It’s rather difficult to come to the defence of the government these days, and it seems that the PTI administration is keen to make it impossible. In the middle of the IMF talks, and a few days after spirited, affronted denials, and also just a few days after PEMRA took notice of a news story saying that Finance Minister Asad Umar would be losing his portfolio — lo and behold, Asad Umar announced he would be leaving his portfolio.

While this announcement was a long time coming, Asad Umar couldn’t have acted with more grace. He refused any other ministries and vowed to continue to support the Prime Minister’s vision of Naya Pakistan.

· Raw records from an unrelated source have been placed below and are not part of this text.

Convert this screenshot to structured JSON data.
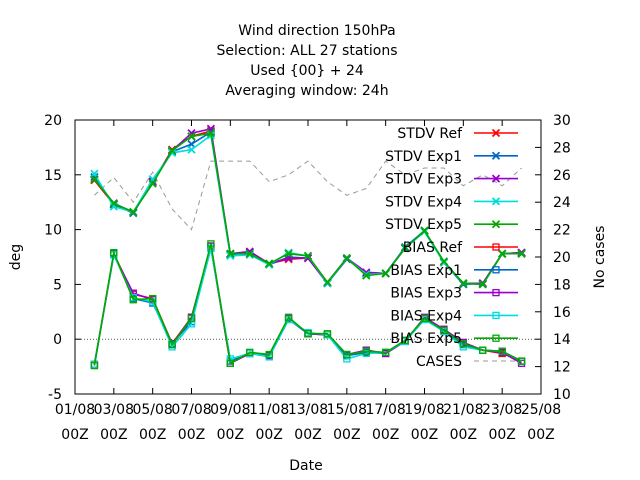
{
  "chart_data": {
    "type": "line",
    "title_lines": [
      "Wind direction 150hPa",
      "Selection: ALL      27 stations",
      "Used {00} + 24",
      "Averaging window: 24h"
    ],
    "xlabel": "Date",
    "ylabel": "deg",
    "y2label": "No cases",
    "ylim": [
      -5,
      20
    ],
    "y2lim": [
      10,
      30
    ],
    "xlim": [
      0,
      24
    ],
    "yticks": [
      "20",
      "15",
      "10",
      "5",
      "0",
      "-5"
    ],
    "y2ticks": [
      "30",
      "28",
      "26",
      "24",
      "22",
      "20",
      "18",
      "16",
      "14",
      "12",
      "10"
    ],
    "xticks": [
      {
        "x": 0,
        "l1": "01/08",
        "l2": "00Z"
      },
      {
        "x": 2,
        "l1": "03/08",
        "l2": "00Z"
      },
      {
        "x": 4,
        "l1": "05/08",
        "l2": "00Z"
      },
      {
        "x": 6,
        "l1": "07/08",
        "l2": "00Z"
      },
      {
        "x": 8,
        "l1": "09/08",
        "l2": "00Z"
      },
      {
        "x": 10,
        "l1": "11/08",
        "l2": "00Z"
      },
      {
        "x": 12,
        "l1": "13/08",
        "l2": "00Z"
      },
      {
        "x": 14,
        "l1": "15/08",
        "l2": "00Z"
      },
      {
        "x": 16,
        "l1": "17/08",
        "l2": "00Z"
      },
      {
        "x": 18,
        "l1": "19/08",
        "l2": "00Z"
      },
      {
        "x": 20,
        "l1": "21/08",
        "l2": "00Z"
      },
      {
        "x": 22,
        "l1": "23/08",
        "l2": "00Z"
      },
      {
        "x": 24,
        "l1": "25/08",
        "l2": "00Z"
      }
    ],
    "x": [
      1,
      2,
      3,
      4,
      5,
      6,
      7,
      8,
      9,
      10,
      11,
      12,
      13,
      14,
      15,
      16,
      17,
      18,
      19,
      20,
      21,
      22,
      23,
      24
    ],
    "series": [
      {
        "name": "STDV Ref",
        "color": "#ff0000",
        "marker": "x",
        "values": [
          14.5,
          12.3,
          11.6,
          14.3,
          17.3,
          18.5,
          19.0,
          7.8,
          7.9,
          6.9,
          7.3,
          7.4,
          5.2,
          7.4,
          6.0,
          6.0,
          8.3,
          9.9,
          7.0,
          5.1,
          5.1,
          7.8,
          7.9,
          null
        ]
      },
      {
        "name": "STDV Exp1",
        "color": "#0066cc",
        "marker": "x",
        "values": [
          14.8,
          12.3,
          11.5,
          14.4,
          17.1,
          17.8,
          18.9,
          7.7,
          7.9,
          6.8,
          7.5,
          7.4,
          5.1,
          7.3,
          6.0,
          6.0,
          8.4,
          9.9,
          7.0,
          5.0,
          5.1,
          7.8,
          7.8,
          null
        ]
      },
      {
        "name": "STDV Exp3",
        "color": "#9900cc",
        "marker": "x",
        "values": [
          14.6,
          12.4,
          11.6,
          14.4,
          17.2,
          18.8,
          19.2,
          7.8,
          8.0,
          6.9,
          7.4,
          7.4,
          5.1,
          7.4,
          6.1,
          6.0,
          8.3,
          9.9,
          7.0,
          5.1,
          5.1,
          7.8,
          7.9,
          null
        ]
      },
      {
        "name": "STDV Exp4",
        "color": "#00dddd",
        "marker": "x",
        "values": [
          15.1,
          12.1,
          11.6,
          14.6,
          17.0,
          17.3,
          18.6,
          7.6,
          7.7,
          6.8,
          7.9,
          7.6,
          5.1,
          7.4,
          5.9,
          6.0,
          8.3,
          9.8,
          7.0,
          5.1,
          5.0,
          7.8,
          7.8,
          null
        ]
      },
      {
        "name": "STDV Exp5",
        "color": "#00aa00",
        "marker": "x",
        "values": [
          14.6,
          12.4,
          11.6,
          14.2,
          17.2,
          18.5,
          18.8,
          7.8,
          7.8,
          6.9,
          7.8,
          7.6,
          5.2,
          7.4,
          5.8,
          6.0,
          8.3,
          9.9,
          7.1,
          5.1,
          5.0,
          7.8,
          7.8,
          null
        ]
      },
      {
        "name": "BIAS Ref",
        "color": "#ff0000",
        "marker": "square",
        "values": [
          -2.3,
          7.8,
          4.1,
          3.7,
          -0.4,
          2.0,
          8.5,
          -2.2,
          -1.3,
          -1.5,
          1.9,
          0.5,
          0.4,
          -1.5,
          -1.0,
          -1.3,
          -0.2,
          1.9,
          0.9,
          -0.3,
          -1.0,
          -1.3,
          -2.0,
          null
        ]
      },
      {
        "name": "BIAS Exp1",
        "color": "#0066cc",
        "marker": "square",
        "values": [
          -2.4,
          7.8,
          3.7,
          3.3,
          -0.4,
          1.6,
          8.3,
          -2.0,
          -1.3,
          -1.6,
          1.8,
          0.5,
          0.4,
          -1.5,
          -1.2,
          -1.3,
          -0.2,
          1.8,
          0.8,
          -0.5,
          -1.0,
          -1.1,
          -2.0,
          null
        ]
      },
      {
        "name": "BIAS Exp3",
        "color": "#9900cc",
        "marker": "square",
        "values": [
          -2.3,
          7.7,
          4.2,
          3.6,
          -0.5,
          2.0,
          8.5,
          -2.2,
          -1.3,
          -1.5,
          1.9,
          0.5,
          0.4,
          -1.4,
          -1.0,
          -1.3,
          -0.2,
          2.0,
          0.9,
          -0.3,
          -1.0,
          -1.2,
          -2.2,
          null
        ]
      },
      {
        "name": "BIAS Exp4",
        "color": "#00dddd",
        "marker": "square",
        "values": [
          -2.3,
          7.7,
          3.8,
          3.4,
          -0.7,
          1.4,
          8.3,
          -1.8,
          -1.3,
          -1.6,
          1.8,
          0.6,
          0.4,
          -1.8,
          -1.3,
          -1.2,
          -0.2,
          1.8,
          0.7,
          -0.7,
          -1.0,
          -1.1,
          -2.0,
          null
        ]
      },
      {
        "name": "BIAS Exp5",
        "color": "#00aa00",
        "marker": "square",
        "values": [
          -2.4,
          7.9,
          3.6,
          3.7,
          -0.5,
          1.9,
          8.7,
          -2.2,
          -1.2,
          -1.4,
          2.0,
          0.5,
          0.5,
          -1.4,
          -1.1,
          -1.2,
          -0.1,
          1.9,
          0.8,
          -0.4,
          -1.0,
          -1.1,
          -2.0,
          null
        ]
      },
      {
        "name": "CASES",
        "color": "#999999",
        "marker": "none",
        "dashed": true,
        "axis": "y2",
        "values": [
          24.5,
          25.8,
          24.0,
          26.2,
          23.5,
          22.0,
          27.0,
          27.0,
          27.0,
          25.5,
          26.0,
          27.0,
          25.5,
          24.5,
          25.0,
          27.0,
          26.0,
          26.5,
          26.5,
          25.2,
          26.0,
          25.2,
          26.5,
          null
        ]
      }
    ]
  }
}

Presumably, since the rumours (and denials) started many many days ago — and also since it was at the Prime Minister’s insistence that Asad Umar left the ministry — and yet again, since this was in the middle of the IMF talks; a reasonable expectation was the immediate announcement of the new Finance Ministers name. Not so.

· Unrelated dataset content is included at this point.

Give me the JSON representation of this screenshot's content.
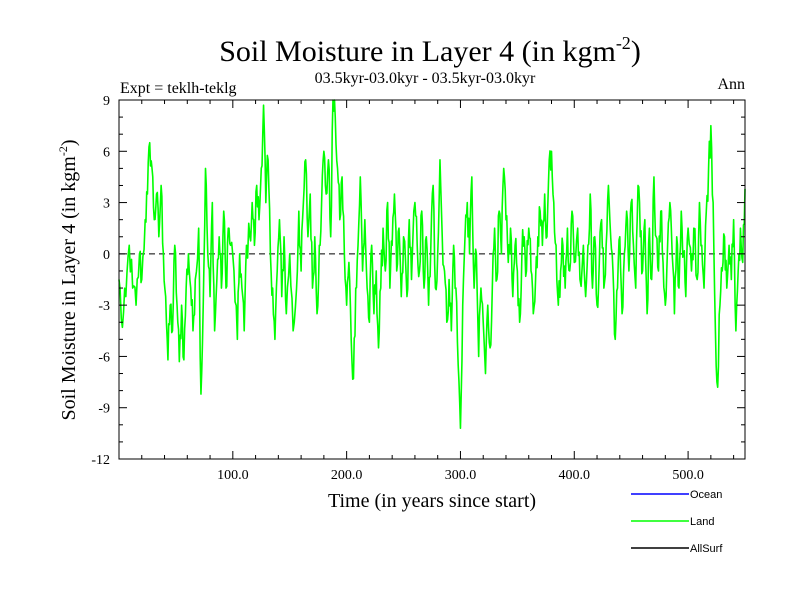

What followed was hours of speculation, and one regret after another, as famous and respected names begged leave from heading the beleaguered ship that is Pakistan’s economy. As yet no name has been confirmed by the government, although Dr Hafeez Sheikh has been appointed advisor on finance

Surely after eight months of being told that the catastrophic financial crunch, caused by the PTI government’s policies, was inevitable and would have to be borne out; it is a fair question whether the government itself now believes that to be true.

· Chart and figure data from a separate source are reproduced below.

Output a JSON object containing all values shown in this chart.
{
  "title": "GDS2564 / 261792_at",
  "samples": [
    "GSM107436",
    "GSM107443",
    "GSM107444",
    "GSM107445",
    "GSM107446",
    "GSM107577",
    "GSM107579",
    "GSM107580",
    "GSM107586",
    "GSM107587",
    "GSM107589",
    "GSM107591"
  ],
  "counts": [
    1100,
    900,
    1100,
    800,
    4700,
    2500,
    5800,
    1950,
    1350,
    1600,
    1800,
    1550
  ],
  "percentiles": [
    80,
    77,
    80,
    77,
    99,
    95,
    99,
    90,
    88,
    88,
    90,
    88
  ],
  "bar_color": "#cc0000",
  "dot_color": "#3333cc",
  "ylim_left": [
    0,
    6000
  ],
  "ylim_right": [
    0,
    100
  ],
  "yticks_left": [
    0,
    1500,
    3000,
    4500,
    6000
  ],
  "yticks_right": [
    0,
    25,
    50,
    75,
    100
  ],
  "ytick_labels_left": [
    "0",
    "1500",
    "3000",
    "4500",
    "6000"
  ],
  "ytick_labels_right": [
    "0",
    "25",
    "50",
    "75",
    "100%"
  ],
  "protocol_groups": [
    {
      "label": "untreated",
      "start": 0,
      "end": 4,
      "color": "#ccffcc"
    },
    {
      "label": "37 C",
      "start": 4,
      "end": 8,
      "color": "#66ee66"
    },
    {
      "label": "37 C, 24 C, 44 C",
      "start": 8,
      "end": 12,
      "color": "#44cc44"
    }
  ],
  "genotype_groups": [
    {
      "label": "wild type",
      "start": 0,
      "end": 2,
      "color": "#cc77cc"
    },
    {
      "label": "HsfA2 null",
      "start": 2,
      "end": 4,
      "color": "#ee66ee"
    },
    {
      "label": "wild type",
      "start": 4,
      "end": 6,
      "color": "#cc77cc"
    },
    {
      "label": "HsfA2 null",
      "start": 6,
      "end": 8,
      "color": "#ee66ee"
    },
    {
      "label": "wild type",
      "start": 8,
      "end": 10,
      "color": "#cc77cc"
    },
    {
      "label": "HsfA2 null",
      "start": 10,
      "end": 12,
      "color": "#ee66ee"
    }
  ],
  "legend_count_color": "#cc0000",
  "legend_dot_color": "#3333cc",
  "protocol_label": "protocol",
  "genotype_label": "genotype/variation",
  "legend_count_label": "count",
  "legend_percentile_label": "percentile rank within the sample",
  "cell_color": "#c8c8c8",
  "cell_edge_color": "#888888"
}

It seems as though with no economic policy, no finance minister, no planning, and no shame of contradicting oneself every few days; we the citizens of Pakistan are in for a hair raising ride.

Surely, as the saying goes, the road to bad places is paved with good intentions. Might it be the case, that with all of the best intentions at the very top of the government — and only at the very top — we have to sacrifice this good feeling for the sake of the country, and its future? It might seem like a twisted argument, but when good intentions don’t deliver results, the fate of a country of 200 million persons has to be reconsidered. Good intentions won’t feed and clothe them, or get them jobs. The PTI government needs to deliver results, and soon. If they can’t, despite their win in the election, they have no place guiding the future of 200 million people.